The function of a shock absorber is to control or dampen the movement of the spring. A lack of rebound control (shock extension) will cause a floating or bouncy ride, while too stiff of compression damping can create a lack of control on rough terrain and a harsh ride.
Shocks resist motion by using a piston and valves that are mounted on the end of a shaft and moves through a fluid of thin oil or gas (pending on shock design). The fluid must pass through holes, valves, and slots in the piston as the shaft travels in and out. Resistance is created when the oil is forced through the openings on each cycle. TUFTRUCK® has a selection of Super Duty Shocks.
Cellular Gas or Cellular Foam:
A cellular-gas shock or a shock featuring a foam cell is one that uses a cell or a bag filled with gas or a piece of foam material. The gas bag or foam cell normally hold 10 to 20 psi rather than the 100 to 200 psi of twin-tube gas pressurized or the 250 to 400 psi of mono-tube designs. Some sources claim a gas bag or a foam cell has little effect on cavitation. However, activities such as slow-speed trail driving don’t normally cause cavitation, and many 4×4 builders recommend a low-pressure cellular gas or foam shock for trail rigs because of their lighter damping characteristics.
There are several type of these shock absorber designs:
- Twin Tube Designs
- Gas Charged: By adding a low pressure charge of nitrogen gas in the reserve tube. The pressure of the nitrogen in the reserve tube varies from 100 to 150 psi, depending on the amount of fluid in the reserve tube. The gas serves several important functions to improve the ride control characteristics of a shock.

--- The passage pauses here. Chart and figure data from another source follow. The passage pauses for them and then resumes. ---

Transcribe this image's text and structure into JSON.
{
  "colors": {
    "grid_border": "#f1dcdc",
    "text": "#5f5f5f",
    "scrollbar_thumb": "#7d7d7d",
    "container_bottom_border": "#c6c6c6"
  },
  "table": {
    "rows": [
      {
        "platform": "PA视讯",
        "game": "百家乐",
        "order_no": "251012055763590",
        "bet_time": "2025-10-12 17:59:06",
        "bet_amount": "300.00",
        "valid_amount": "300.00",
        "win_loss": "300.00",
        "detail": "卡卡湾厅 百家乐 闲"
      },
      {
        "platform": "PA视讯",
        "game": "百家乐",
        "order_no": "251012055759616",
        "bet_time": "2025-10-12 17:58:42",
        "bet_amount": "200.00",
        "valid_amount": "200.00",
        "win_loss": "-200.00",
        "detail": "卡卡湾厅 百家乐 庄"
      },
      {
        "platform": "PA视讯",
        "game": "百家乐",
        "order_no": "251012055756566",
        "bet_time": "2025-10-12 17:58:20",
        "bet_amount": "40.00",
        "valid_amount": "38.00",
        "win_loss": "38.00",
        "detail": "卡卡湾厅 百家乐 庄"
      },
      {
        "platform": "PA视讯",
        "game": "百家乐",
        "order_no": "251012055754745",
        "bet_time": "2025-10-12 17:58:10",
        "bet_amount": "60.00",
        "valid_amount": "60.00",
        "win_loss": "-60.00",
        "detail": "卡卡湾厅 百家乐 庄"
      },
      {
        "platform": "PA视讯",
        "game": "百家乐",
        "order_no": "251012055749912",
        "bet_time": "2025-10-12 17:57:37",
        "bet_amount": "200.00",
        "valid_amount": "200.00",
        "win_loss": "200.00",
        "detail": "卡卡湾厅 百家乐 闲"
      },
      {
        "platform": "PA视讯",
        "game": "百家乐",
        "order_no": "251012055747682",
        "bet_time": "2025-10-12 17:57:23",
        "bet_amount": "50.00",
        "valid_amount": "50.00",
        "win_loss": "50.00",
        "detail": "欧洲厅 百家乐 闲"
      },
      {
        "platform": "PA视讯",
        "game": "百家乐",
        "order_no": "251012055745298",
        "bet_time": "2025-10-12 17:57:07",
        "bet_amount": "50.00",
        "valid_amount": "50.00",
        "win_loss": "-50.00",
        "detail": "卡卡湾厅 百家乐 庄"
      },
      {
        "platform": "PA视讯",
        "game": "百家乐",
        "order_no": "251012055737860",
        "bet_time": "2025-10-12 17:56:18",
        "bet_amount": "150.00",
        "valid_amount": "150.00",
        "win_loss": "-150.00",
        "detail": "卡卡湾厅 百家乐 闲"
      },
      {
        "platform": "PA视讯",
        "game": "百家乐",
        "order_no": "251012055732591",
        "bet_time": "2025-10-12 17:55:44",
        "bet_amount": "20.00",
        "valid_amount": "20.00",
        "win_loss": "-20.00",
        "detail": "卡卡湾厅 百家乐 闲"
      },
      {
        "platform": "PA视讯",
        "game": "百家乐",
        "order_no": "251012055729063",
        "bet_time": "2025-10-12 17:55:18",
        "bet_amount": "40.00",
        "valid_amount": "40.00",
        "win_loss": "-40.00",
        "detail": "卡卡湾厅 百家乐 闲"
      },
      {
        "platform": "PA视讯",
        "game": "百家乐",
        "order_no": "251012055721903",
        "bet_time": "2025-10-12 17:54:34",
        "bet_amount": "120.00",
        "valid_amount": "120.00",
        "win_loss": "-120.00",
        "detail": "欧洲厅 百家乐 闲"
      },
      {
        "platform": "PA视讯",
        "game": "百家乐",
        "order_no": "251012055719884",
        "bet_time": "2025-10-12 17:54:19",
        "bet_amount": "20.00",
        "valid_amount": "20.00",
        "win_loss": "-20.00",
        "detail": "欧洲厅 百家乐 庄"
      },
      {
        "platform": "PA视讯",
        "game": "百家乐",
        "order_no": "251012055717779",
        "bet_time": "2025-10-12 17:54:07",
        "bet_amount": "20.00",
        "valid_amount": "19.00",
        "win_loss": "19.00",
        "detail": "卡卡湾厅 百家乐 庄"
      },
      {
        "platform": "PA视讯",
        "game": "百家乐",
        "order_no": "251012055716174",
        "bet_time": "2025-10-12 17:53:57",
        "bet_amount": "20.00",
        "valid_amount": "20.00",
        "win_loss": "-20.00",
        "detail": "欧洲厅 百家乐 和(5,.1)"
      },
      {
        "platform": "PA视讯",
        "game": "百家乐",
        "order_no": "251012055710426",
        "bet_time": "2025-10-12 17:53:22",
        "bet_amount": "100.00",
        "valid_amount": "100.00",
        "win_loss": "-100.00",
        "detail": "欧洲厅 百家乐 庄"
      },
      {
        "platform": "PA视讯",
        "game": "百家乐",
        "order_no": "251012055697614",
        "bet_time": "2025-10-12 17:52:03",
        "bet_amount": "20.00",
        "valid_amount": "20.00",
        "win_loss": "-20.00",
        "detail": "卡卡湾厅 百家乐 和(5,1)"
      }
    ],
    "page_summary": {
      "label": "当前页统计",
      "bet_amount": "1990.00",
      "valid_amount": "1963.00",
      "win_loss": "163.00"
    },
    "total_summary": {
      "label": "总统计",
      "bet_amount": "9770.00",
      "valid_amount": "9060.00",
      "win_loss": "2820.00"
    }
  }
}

- PSD (Position Sensitive Damping): Individually tuned, tailoring the length, depth, and taper of these grooves to ensure optimal ride comfort and added control. This in essence creates two zones within the pressure tube.

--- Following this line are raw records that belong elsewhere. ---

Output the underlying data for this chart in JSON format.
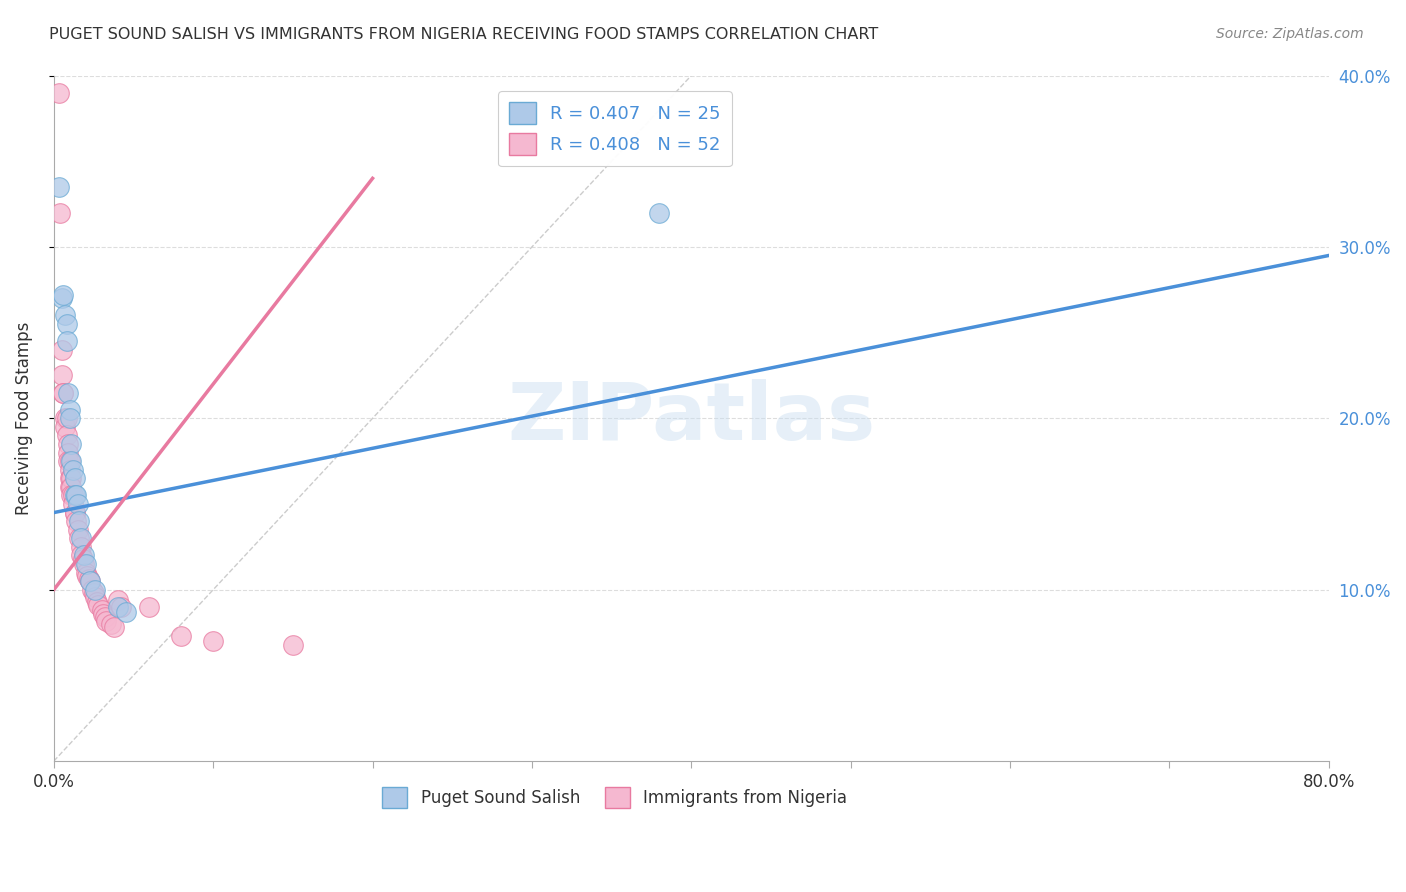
{
  "title": "PUGET SOUND SALISH VS IMMIGRANTS FROM NIGERIA RECEIVING FOOD STAMPS CORRELATION CHART",
  "source": "Source: ZipAtlas.com",
  "ylabel": "Receiving Food Stamps",
  "xlim": [
    0,
    0.8
  ],
  "ylim": [
    0,
    0.4
  ],
  "xticks": [
    0.0,
    0.1,
    0.2,
    0.3,
    0.4,
    0.5,
    0.6,
    0.7,
    0.8
  ],
  "xticklabels": [
    "0.0%",
    "",
    "",
    "",
    "",
    "",
    "",
    "",
    "80.0%"
  ],
  "yticks_right": [
    0.1,
    0.2,
    0.3,
    0.4
  ],
  "ytick_labels_right": [
    "10.0%",
    "20.0%",
    "30.0%",
    "40.0%"
  ],
  "legend_blue_R": "0.407",
  "legend_blue_N": "25",
  "legend_pink_R": "0.408",
  "legend_pink_N": "52",
  "watermark": "ZIPatlas",
  "blue_color": "#aec9e8",
  "pink_color": "#f5b8d0",
  "blue_edge_color": "#6aaad4",
  "pink_edge_color": "#e87aa0",
  "blue_line_color": "#4a90d9",
  "pink_line_color": "#e87aa0",
  "blue_scatter": [
    [
      0.003,
      0.335
    ],
    [
      0.005,
      0.27
    ],
    [
      0.006,
      0.272
    ],
    [
      0.007,
      0.26
    ],
    [
      0.008,
      0.255
    ],
    [
      0.008,
      0.245
    ],
    [
      0.009,
      0.215
    ],
    [
      0.01,
      0.205
    ],
    [
      0.01,
      0.2
    ],
    [
      0.011,
      0.185
    ],
    [
      0.011,
      0.175
    ],
    [
      0.012,
      0.17
    ],
    [
      0.013,
      0.165
    ],
    [
      0.013,
      0.155
    ],
    [
      0.014,
      0.155
    ],
    [
      0.015,
      0.15
    ],
    [
      0.016,
      0.14
    ],
    [
      0.017,
      0.13
    ],
    [
      0.019,
      0.12
    ],
    [
      0.02,
      0.115
    ],
    [
      0.023,
      0.105
    ],
    [
      0.026,
      0.1
    ],
    [
      0.04,
      0.09
    ],
    [
      0.045,
      0.087
    ],
    [
      0.38,
      0.32
    ]
  ],
  "pink_scatter": [
    [
      0.003,
      0.39
    ],
    [
      0.004,
      0.32
    ],
    [
      0.005,
      0.24
    ],
    [
      0.005,
      0.225
    ],
    [
      0.006,
      0.215
    ],
    [
      0.006,
      0.215
    ],
    [
      0.007,
      0.2
    ],
    [
      0.007,
      0.195
    ],
    [
      0.008,
      0.2
    ],
    [
      0.008,
      0.19
    ],
    [
      0.009,
      0.185
    ],
    [
      0.009,
      0.18
    ],
    [
      0.009,
      0.175
    ],
    [
      0.01,
      0.175
    ],
    [
      0.01,
      0.17
    ],
    [
      0.01,
      0.165
    ],
    [
      0.01,
      0.16
    ],
    [
      0.011,
      0.165
    ],
    [
      0.011,
      0.16
    ],
    [
      0.011,
      0.155
    ],
    [
      0.012,
      0.155
    ],
    [
      0.012,
      0.15
    ],
    [
      0.013,
      0.145
    ],
    [
      0.013,
      0.145
    ],
    [
      0.014,
      0.14
    ],
    [
      0.015,
      0.135
    ],
    [
      0.016,
      0.13
    ],
    [
      0.017,
      0.125
    ],
    [
      0.017,
      0.12
    ],
    [
      0.018,
      0.118
    ],
    [
      0.019,
      0.115
    ],
    [
      0.02,
      0.11
    ],
    [
      0.021,
      0.108
    ],
    [
      0.022,
      0.106
    ],
    [
      0.023,
      0.105
    ],
    [
      0.024,
      0.1
    ],
    [
      0.025,
      0.098
    ],
    [
      0.026,
      0.096
    ],
    [
      0.027,
      0.093
    ],
    [
      0.028,
      0.091
    ],
    [
      0.03,
      0.088
    ],
    [
      0.031,
      0.086
    ],
    [
      0.032,
      0.084
    ],
    [
      0.033,
      0.082
    ],
    [
      0.036,
      0.08
    ],
    [
      0.038,
      0.078
    ],
    [
      0.04,
      0.094
    ],
    [
      0.042,
      0.09
    ],
    [
      0.06,
      0.09
    ],
    [
      0.08,
      0.073
    ],
    [
      0.1,
      0.07
    ],
    [
      0.15,
      0.068
    ]
  ],
  "blue_trend_x": [
    0.0,
    0.8
  ],
  "blue_trend_y": [
    0.145,
    0.295
  ],
  "pink_trend_x": [
    0.0,
    0.2
  ],
  "pink_trend_y": [
    0.1,
    0.34
  ],
  "ref_line_x": [
    0.0,
    0.4
  ],
  "ref_line_y": [
    0.0,
    0.4
  ],
  "background_color": "#ffffff",
  "grid_color": "#dddddd"
}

- ASD (Acceleration Sensitive Damping): Utilizing a new compression valve design. This compression valve is a mechanical closed loop system, which opens a bypass to fluid flow around the compression valve.
- Mono-Tube – High-pressure gas shocks with only one tube, the pressure tube. Inside the pressure tube there are two pistons: a dividing piston and a working piston. The working piston and rod are very similar to the twin tube shock design. The difference in actual application is that a mono-tube shock absorber can be mounted upside down or right side up and will work either way.
The external reservoir is used for storing the extra needed dead air space. They are typically connected to the main shock body via a reinforced flexible hose or a metal tube of sorts. The shock compresses, the extra oil is forced through the connecting tube, into the reservoir body and forced against the pressurized air or nitrogen.